If you work in a global corporation, you’ve probably had an experience similar to this: You’re in a breakout room, a conference space set up seminar-style with a podium at one end. Someone in khaki pants, a blue button-up shirt, and a blazer but no tie is finishing up their presentation on some best practices. After confirming there are no more questions and thanking everyone for their attention, he exhales, wipes his brow and says with a smile: “By the way, this was the first presentation I’ve ever done in English!”. The crowd applauds.
Global high potential professionals who don’t speak English as their first language have probably received company-sanctioned training provided by their Training and Development departments. They’ve probably received role or function-specific hard skills training, focusing on technical capabilities. And probably attended some courses to improve their soft skills like giving presentations, professional writing, and time management. These are transferrable skills they can use now and throughout their careers no matter where they end up. And perhaps, they’ve learned English through their company’s language training program as well.

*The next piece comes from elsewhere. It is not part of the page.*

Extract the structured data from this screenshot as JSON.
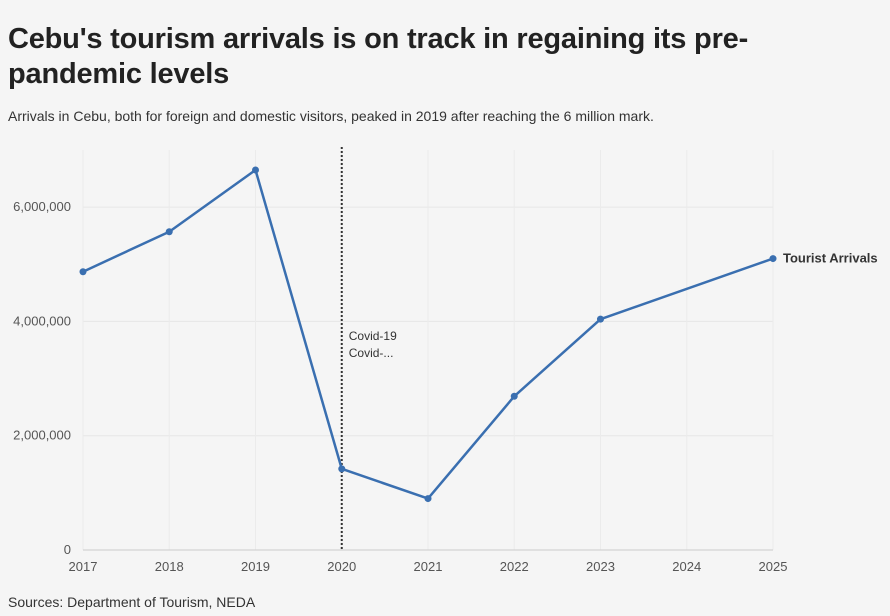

In the area of corporate learning and development, there’s often a distinction between these different categories of training. So much so in fact that there are different career specializations for technical training roles versus other L&D and leadership development. And too often, transferrable soft skills are themselves developed and trained for in separate, sometimes disjointed programs, taught in different modalities, times of the year, or to different cohorts.
In this fast-paced, globalized world, soft skills are becoming increasingly more critical for businesses and a major differentiator for employability and success. And therefore, they are highly important skills for employees. So much that these are often considered the skills of the 21st Century.